Given that income growth is not even close to matching home price growth, certain housing markets are pushing past what is considered sustainable, based on the median income.

Seven out of the top 100 metropolitan U.S. housing markets are overvalued, according to a new study by CoreLogic, a real estate analytics company. That’s up from four last fall. It is a little bit worrisome because these markets are becoming overvalued without strong demand and if there were more construction, these markets would not be overvalued.”
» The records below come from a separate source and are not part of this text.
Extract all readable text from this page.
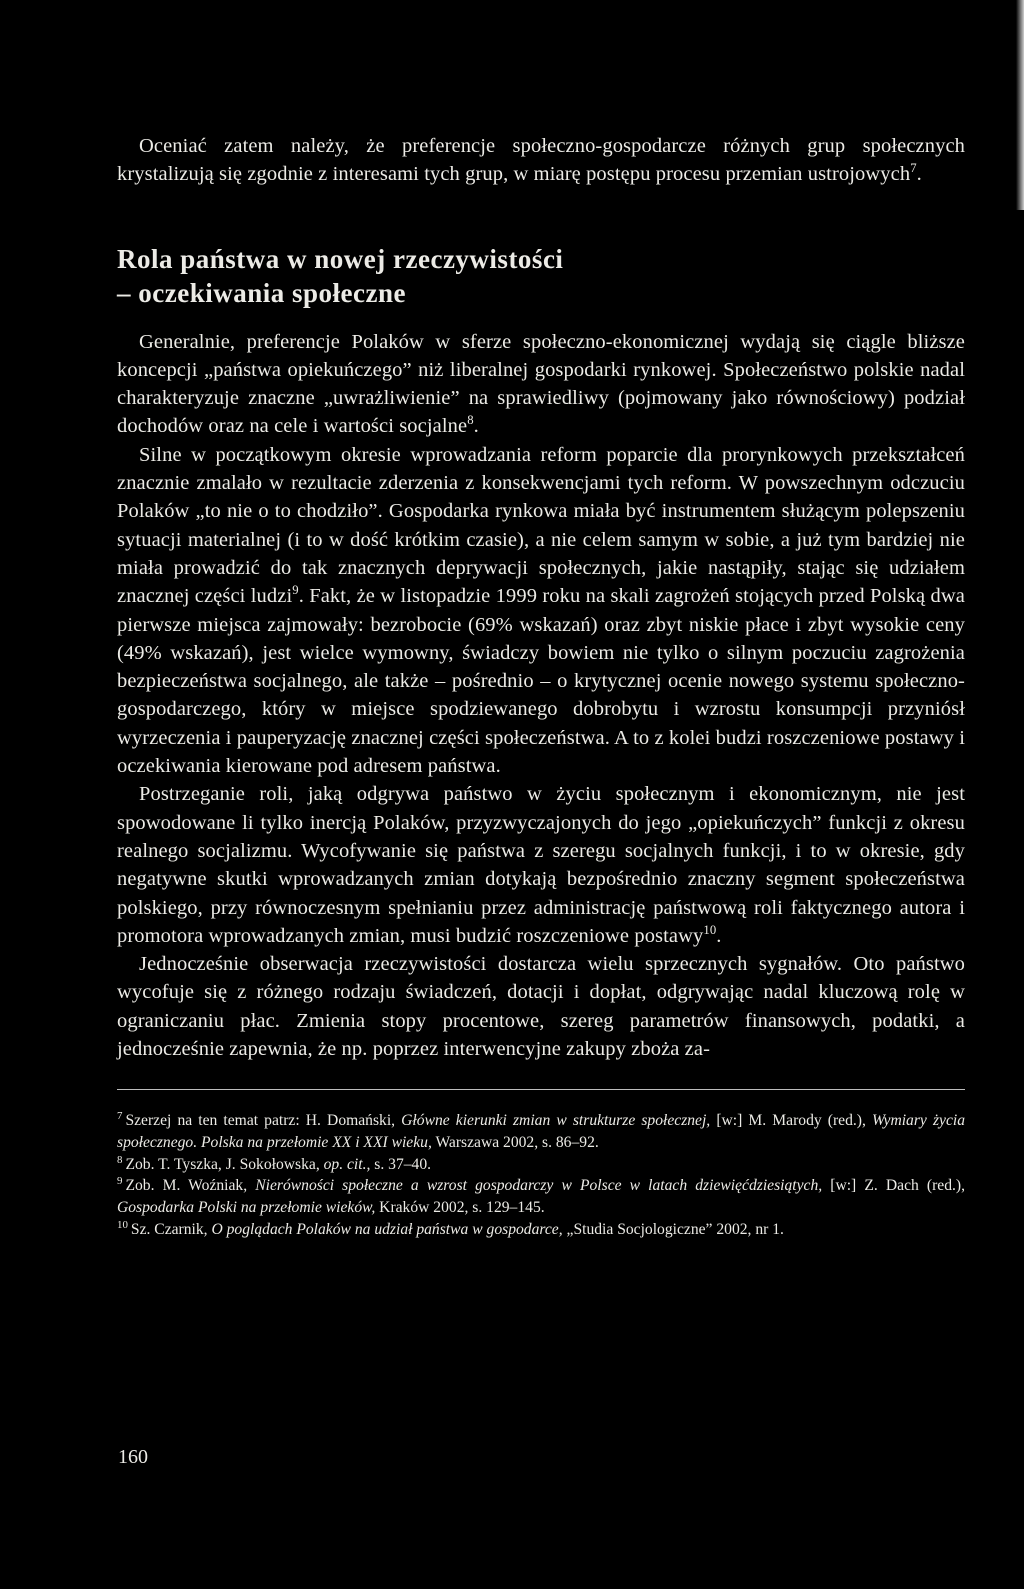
Oceniać zatem należy, że preferencje społeczno-gospodarcze różnych grup społecznych krystalizują się zgodnie z interesami tych grup, w miarę postępu procesu przemian ustrojowych$^7$.

Rola państwa w nowej rzeczywistości
– oczekiwania społeczne

Generalnie, preferencje Polaków w sferze społeczno-ekonomicznej wydają się ciągle bliższe koncepcji „państwa opiekuńczego” niż liberalnej gospodarki rynkowej. Społeczeństwo polskie nadal charakteryzuje znaczne „uwrażliwienie” na sprawiedliwy (pojmowany jako równościowy) podział dochodów oraz na cele i wartości socjalne$^8$.

Silne w początkowym okresie wprowadzania reform poparcie dla prorynkowych przekształceń znacznie zmalało w rezultacie zderzenia z konsekwencjami tych reform. W powszechnym odczuciu Polaków „to nie o to chodziło”. Gospodarka rynkowa miała być instrumentem służącym polepszeniu sytuacji materialnej (i to w dość krótkim czasie), a nie celem samym w sobie, a już tym bardziej nie miała prowadzić do tak znacznych deprywacji społecznych, jakie nastąpiły, stając się udziałem znacznej części ludzi$^9$. Fakt, że w listopadzie 1999 roku na skali zagrożeń stojących przed Polską dwa pierwsze miejsca zajmowały: bezrobocie (69% wskazań) oraz zbyt niskie płace i zbyt wysokie ceny (49% wskazań), jest wielce wymowny, świadczy bowiem nie tylko o silnym poczuciu zagrożenia bezpieczeństwa socjalnego, ale także – pośrednio – o krytycznej ocenie nowego systemu społeczno-gospodarczego, który w miejsce spodziewanego dobrobytu i wzrostu konsumpcji przyniósł wyrzeczenia i pauperyzację znacznej części społeczeństwa. A to z kolei budzi roszczeniowe postawy i oczekiwania kierowane pod adresem państwa.

Postrzeganie roli, jaką odgrywa państwo w życiu społecznym i ekonomicznym, nie jest spowodowane li tylko inercją Polaków, przyzwyczajonych do jego „opiekuńczych” funkcji z okresu realnego socjalizmu. Wycofywanie się państwa z szeregu socjalnych funkcji, i to w okresie, gdy negatywne skutki wprowadzanych zmian dotykają bezpośrednio znaczny segment społeczeństwa polskiego, przy równoczesnym spełnianiu przez administrację państwową roli faktycznego autora i promotora wprowadzanych zmian, musi budzić roszczeniowe postawy$^{10}$.

Jednocześnie obserwacja rzeczywistości dostarcza wielu sprzecznych sygnałów. Oto państwo wycofuje się z różnego rodzaju świadczeń, dotacji i dopłat, odgrywając nadal kluczową rolę w ograniczaniu płac. Zmienia stopy procentowe, szereg parametrów finansowych, podatki, a jednocześnie zapewnia, że np. poprzez interwencyjne zakupy zboża za-

$^7$ Szerzej na ten temat patrz: H. Domański, Główne kierunki zmian w strukturze społecznej, [w:] M. Marody (red.), Wymiary życia społecznego. Polska na przełomie XX i XXI wieku, Warszawa 2002, s. 86–92.

$^8$ Zob. T. Tyszka, J. Sokołowska, op. cit., s. 37–40.

$^9$ Zob. M. Woźniak, Nierówności społeczne a wzrost gospodarczy w Polsce w latach dziewięćdziesiątych, [w:] Z. Dach (red.), Gospodarka Polski na przełomie wieków, Kraków 2002, s. 129–145.

$^{10}$ Sz. Czarnik, O poglądach Polaków na udział państwa w gospodarce, „Studia Socjologiczne” 2002, nr 1.

160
Four of the seven are in Texas: Austin, Houston, Dallas and San Antonio. These markets did not surge and crash during the last housing boom. Instead, they were fueled by oil and gas, which pushed both prices and population. Home prices in these cities are now at historic highs, with Dallas home values 15 percent above their peak in 2007. Austin home prices are 39 percent above what CoreLogic considers sustainable.

Texas has been here before, but for different reasons, but it doesn’t mean we will see what happened in the early ’80s. Fortunately, Texas markets are not nearly as overvalued as they were then and there isn’t the same dislocation in non-oil segments.

The Texas economy is far more diverse now, with technology, health care and insurance sharing the wealth and the state is not nearly as susceptible to movements in oil prices. Home building analysts, however, are watching Texas carefully, waiting to see any impact lower crude prices will have on both jobs and housing demand.

Also on the list is Charleston, South Carolina, where home prices are still below their peak of 2007, but where prices are considered over-valued.  Charleston is one of the healthiest markets in the country and they have good job growth and very strong newly built home sales.

See What's Happing In Your Housing Market

See What’s Happing In Your Housing Market

Miami and Washington, D.C., round out the list of seven, but home prices in both markets are still well below their 2007 peaks. Miami is being fueled by foreign cash, which accounts for the gap in home prices and local median incomes. Washington, which includes the northern Virginia and Maryland suburbs, is one of the most affluent areas in the country. It has also not seen enough home construction, both of which push home prices higher.

While these seven cities are considered overvalued, they are also regarded as healthy. It’s because prices are being driven by low inventory amid sub-par demand, not by easy credit.